O Núcleo Piratininga de Comunicação (NPC) bancou a idéia, os Petroleiros e a CUT/RJ compraram o desafio. A I Mostra de Imprensa Sindical Brasileira 1988-2002 foi idealizado um mês antes de sua realização, durante o curso de História dos Trabalhadores no Sindicato dos Petroleiros do Rio. “Foi tomando um cafezinho”, explica Cláudia Santiago, coordenadora do NPC. Um trabalho de cinco anos produzido em uma semana. Para isso, houve muita dedicação, principalmente da equipe que tocou todo o serviço.

“A idéia é mostrar para o movimento sindical aquilo que ele mesmo produz. Temos a preocupação no Núcleo de não criar arquivos mortos.
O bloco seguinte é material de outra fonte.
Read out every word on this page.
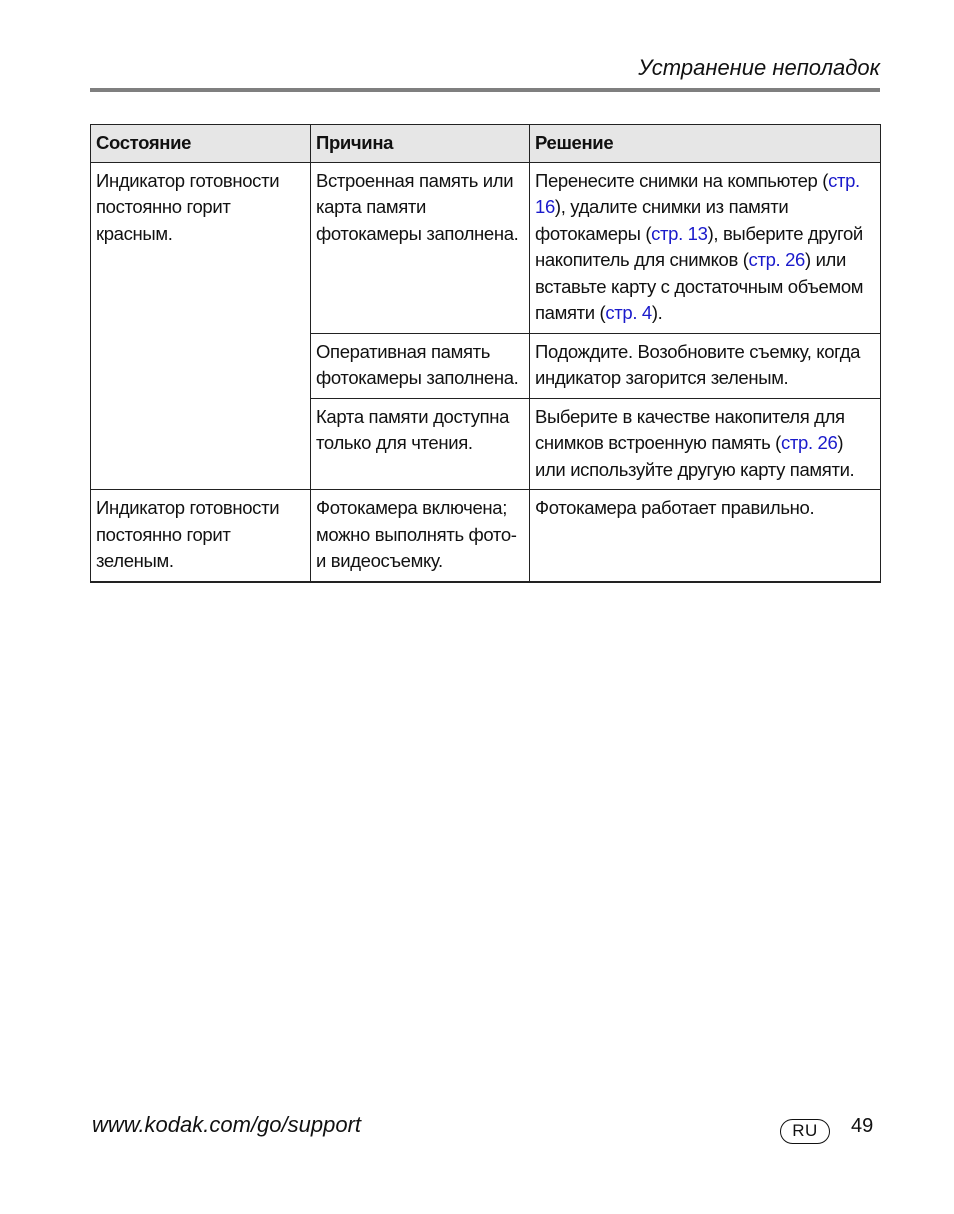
Устранение неполадок
Состояние	Причина	Решение
Индикатор готовности постоянно горит красным.	Встроенная память или карта памяти фотокамеры заполнена.	Перенесите снимки на компьютер (стр. 16), удалите снимки из памяти фотокамеры (стр. 13), выберите другой накопитель для снимков (стр. 26) или вставьте карту с достаточным объемом памяти (стр. 4).
	Оперативная память фотокамеры заполнена.	Подождите. Возобновите съемку, когда индикатор загорится зеленым.
	Карта памяти доступна только для чтения.	Выберите в качестве накопителя для снимков встроенную память (стр. 26) или используйте другую карту памяти.
Индикатор готовности постоянно горит зеленым.	Фотокамера включена; можно выполнять фото- и видеосъемку.	Фотокамера работает правильно.
www.kodak.com/go/support	RU	49
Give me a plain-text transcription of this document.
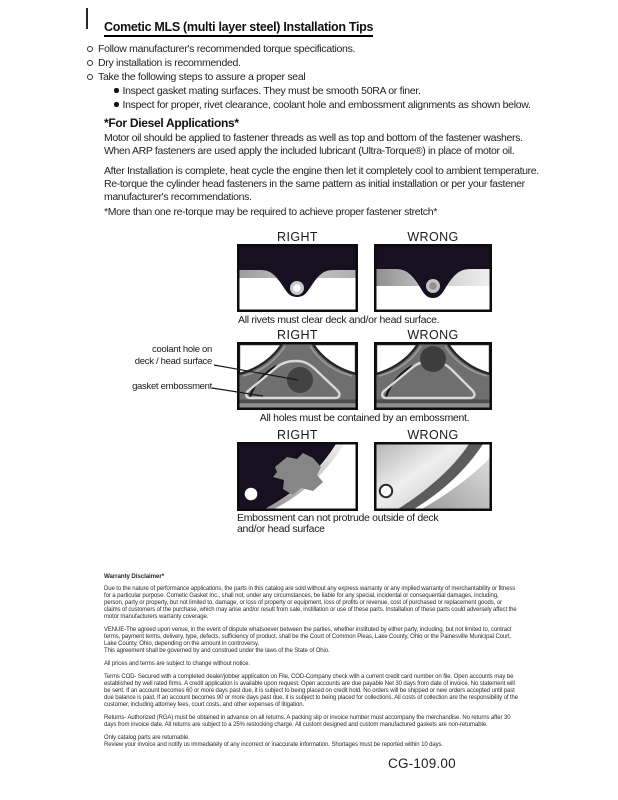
Cometic MLS (multi layer steel) Installation Tips
Follow manufacturer's recommended torque specifications.
Dry installation is recommended.
Take the following steps to assure a proper seal
Inspect gasket mating surfaces. They must be smooth 50RA or finer.
Inspect for proper, rivet clearance, coolant hole and embossment alignments as shown below.
*For Diesel Applications*
Motor oil should be applied to fastener threads as well as top and bottom of the fastener washers. When ARP fasteners are used apply the included lubricant (Ultra-Torque®) in place of motor oil.
After Installation is complete, heat cycle the engine then let it completely cool to ambient temperature. Re-torque the cylinder head fasteners in the same pattern as initial installation or per your fastener manufacturer's recommendations.
*More than one re-torque may be required to achieve proper fastener stretch*
RIGHT	WRONG
All rivets must clear deck and/or head surface.
RIGHT	WRONG
coolant hole on
deck / head surface
gasket embossment
All holes must be contained by an embossment.
RIGHT	WRONG
Embossment can not protrude outside of deck
and/or head surface
Warranty Disclaimer*

Due to the nature of performance applications, the parts in this catalog are sold without any express warranty or any implied warranty of merchantability or fitness for a particular purpose. Cometic Gasket Inc., shall not, under any circumstances, be liable for any special, incidental or consequential damages, including, person, party or property, but not limited to, damage, or loss of property or equipment, loss of profits or revenue, cost of purchased or replacement goods, or claims of customers of the purchase, which may arise and/or result from sale, instillation or use of these parts. Installation of these parts could adversely affect the motor manufacturers warranty coverage.

VENUE-The agreed upon venue, in the event of dispute whatsoever between the parties, whether instituted by either party, including, but not limited to, contract terms, payment terms, delivery, type, defects, sufficiency of product, shall be the Court of Common Pleas, Lake County, Ohio or the Painesville Municipal Court, Lake County, Ohio, depending on the amount in controversy.

This agreement shall be governed by and construed under the laws of the State of Ohio.

All prices and terms are subject to change without notice.

Terms COD- Secured with a completed dealer/jobber application on File, COD-Company check with a current credit card number on file. Open accounts may be established by well rated firms. A credit application is available upon request. Open accounts are due payable Net 30 days from date of invoice. No statement will be sent. If an account becomes 60 or more days past due, it is subject to being placed on credit hold. No orders will be shipped or new orders accepted until past due balance is paid. If an account becomes 90 or more days past due, it is subject to being placed for collections. All costs of collection are the responsibility of the customer, including attorney fees, court costs, and other expenses of litigation.

Returns- Authorized (RGA) must be obtained in advance on all returns. A packing slip or invoice number must accompany the merchandise. No returns after 30 days from invoice date. All returns are subject to a 25% restocking charge. All custom designed and custom manufactured gaskets are non-returnable.

Only catalog parts are returnable.

Review your invoice and notify us immediately of any incorrect or inaccurate information. Shortages must be reported within 10 days.

CG-109.00
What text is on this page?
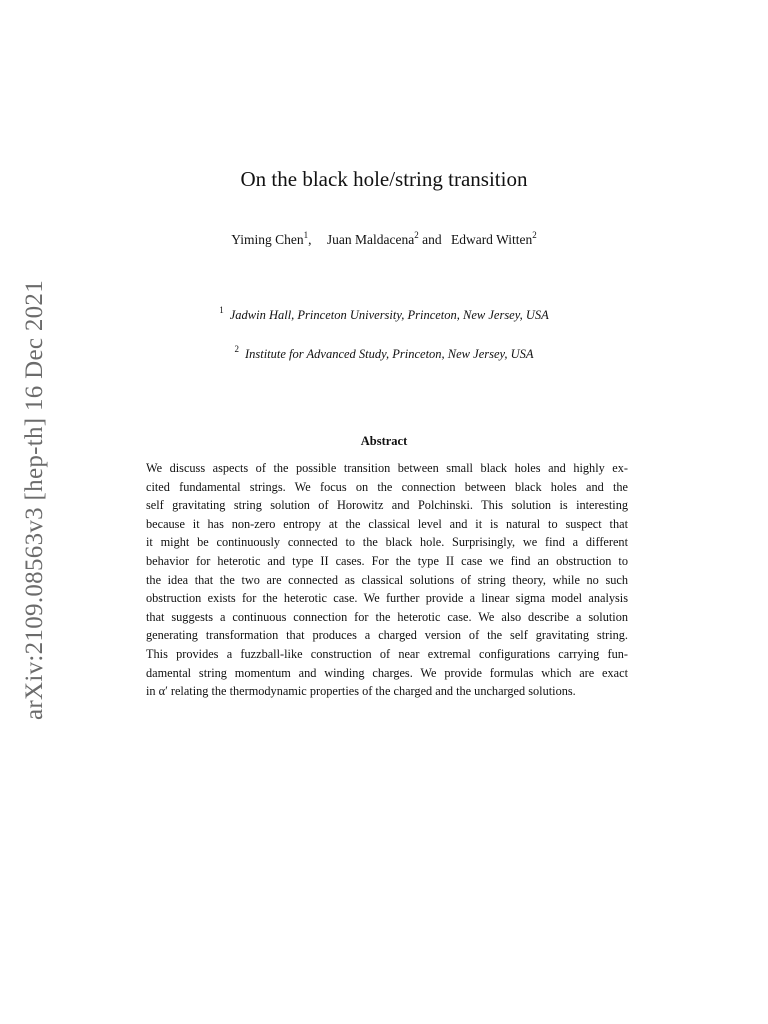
arXiv:2109.08563v3 [hep-th] 16 Dec 2021
On the black hole/string transition
Yiming Chen$^1$, Juan Maldacena$^2$ and Edward Witten$^2$
$^1$ Jadwin Hall, Princeton University, Princeton, New Jersey, USA
$^2$ Institute for Advanced Study, Princeton, New Jersey, USA
Abstract
We discuss aspects of the possible transition between small black holes and highly ex-
cited fundamental strings. We focus on the connection between black holes and the
self gravitating string solution of Horowitz and Polchinski. This solution is interesting
because it has non-zero entropy at the classical level and it is natural to suspect that
it might be continuously connected to the black hole. Surprisingly, we find a different
behavior for heterotic and type II cases. For the type II case we find an obstruction to
the idea that the two are connected as classical solutions of string theory, while no such
obstruction exists for the heterotic case. We further provide a linear sigma model analysis
that suggests a continuous connection for the heterotic case. We also describe a solution
generating transformation that produces a charged version of the self gravitating string.
This provides a fuzzball-like construction of near extremal configurations carrying fun-
damental string momentum and winding charges. We provide formulas which are exact
in α′ relating the thermodynamic properties of the charged and the uncharged solutions.
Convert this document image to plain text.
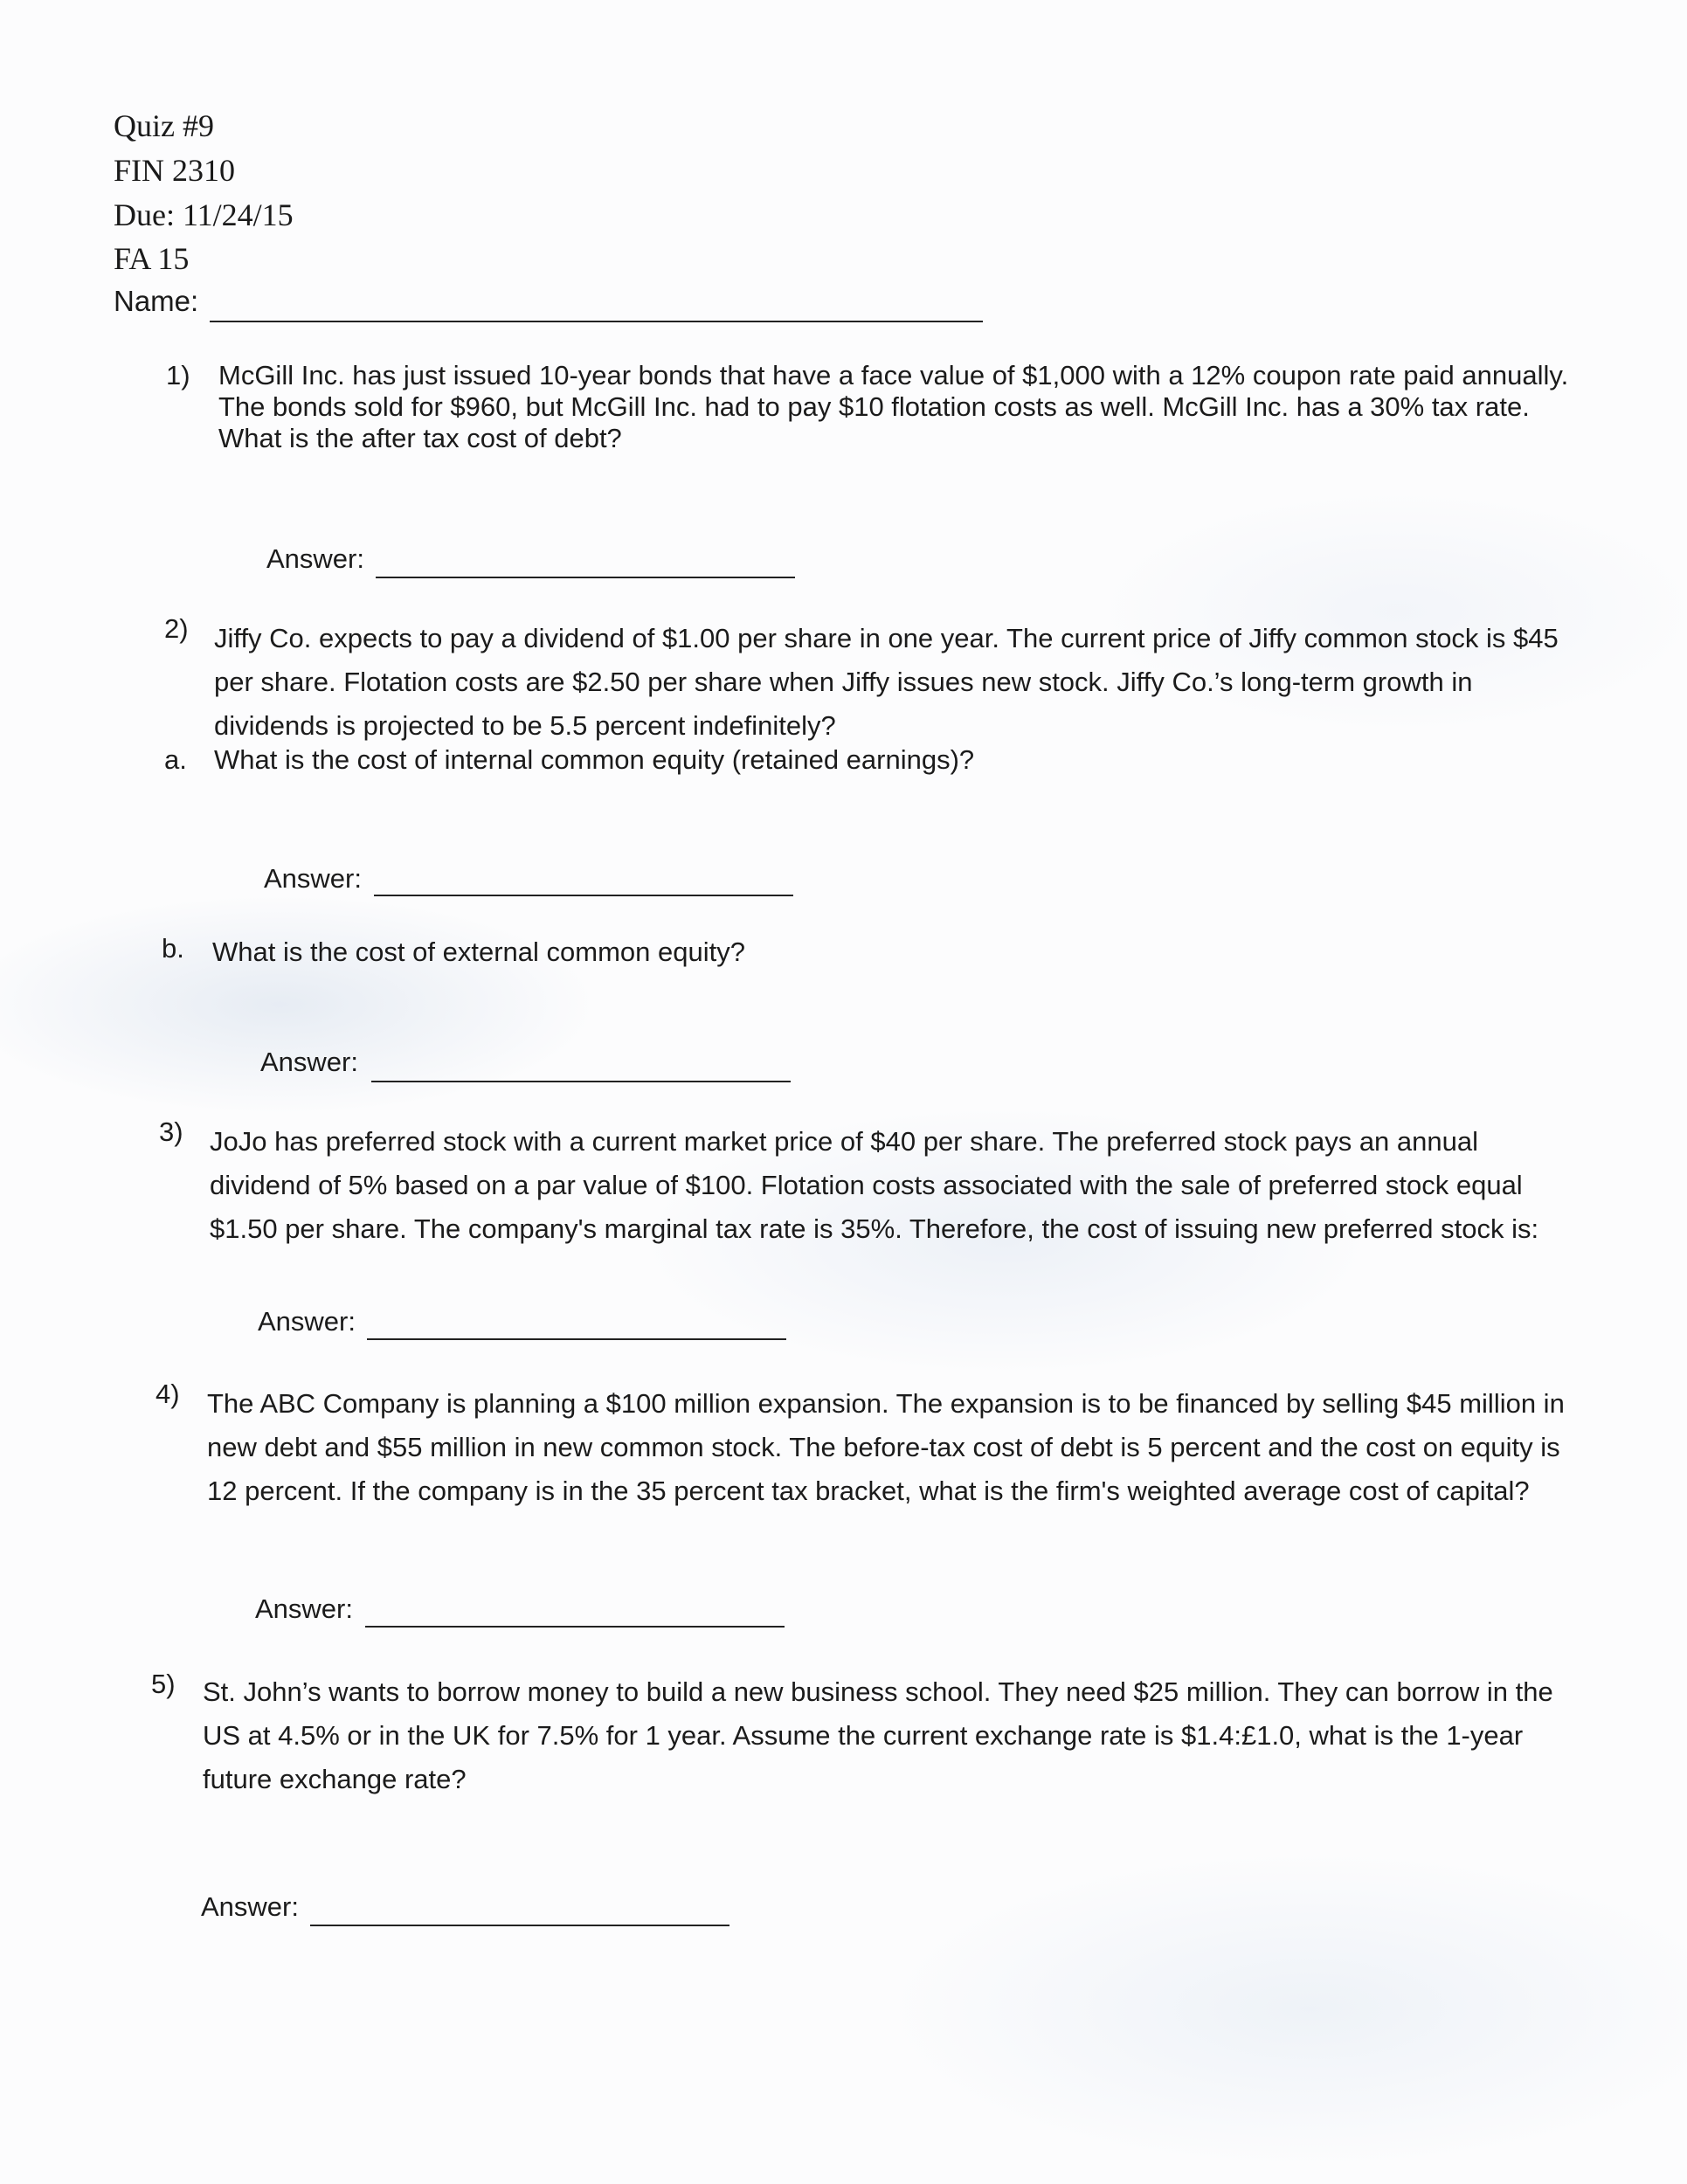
Quiz #9
FIN 2310
Due: 11/24/15
FA 15
Name:
1) McGill Inc. has just issued 10-year bonds that have a face value of $1,000 with a 12% coupon rate paid annually.
The bonds sold for $960, but McGill Inc. had to pay $10 flotation costs as well. McGill Inc. has a 30% tax rate.
What is the after tax cost of debt?
Answer:
2) Jiffy Co. expects to pay a dividend of $1.00 per share in one year. The current price of Jiffy common stock is $45
per share. Flotation costs are $2.50 per share when Jiffy issues new stock. Jiffy Co.’s long-term growth in
dividends is projected to be 5.5 percent indefinitely?
a. What is the cost of internal common equity (retained earnings)?
Answer:
b. What is the cost of external common equity?
Answer:
3) JoJo has preferred stock with a current market price of $40 per share. The preferred stock pays an annual
dividend of 5% based on a par value of $100. Flotation costs associated with the sale of preferred stock equal
$1.50 per share. The company's marginal tax rate is 35%. Therefore, the cost of issuing new preferred stock is:
Answer:
4) The ABC Company is planning a $100 million expansion. The expansion is to be financed by selling $45 million in
new debt and $55 million in new common stock. The before-tax cost of debt is 5 percent and the cost on equity is
12 percent. If the company is in the 35 percent tax bracket, what is the firm's weighted average cost of capital?
Answer:
5) St. John’s wants to borrow money to build a new business school. They need $25 million. They can borrow in the
US at 4.5% or in the UK for 7.5% for 1 year. Assume the current exchange rate is $1.4:£1.0, what is the 1-year
future exchange rate?
Answer:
Que seja um arquivo vivo. Por isso, nos interessa que esse trabalho esteja em contato com jornalistas, sindicalistas e muitos estudantes”, diz Claúdia. A abertura da exposição, 30 de abril, foi precedida por um debate com os professores de história da UFF, René Dreifuss e Marcelo Badaró, e com a própria Cláudia. Mais de 130 pessoas lotaram o auditório da CUT/RJ. Os idealizadores pretendem que a Mostra, que no Rio fica até 15 de junho, itinerante. Assim como os jornais vieram do Iapoque ao Chuí, que ela percorra todos os cantos do Brasil.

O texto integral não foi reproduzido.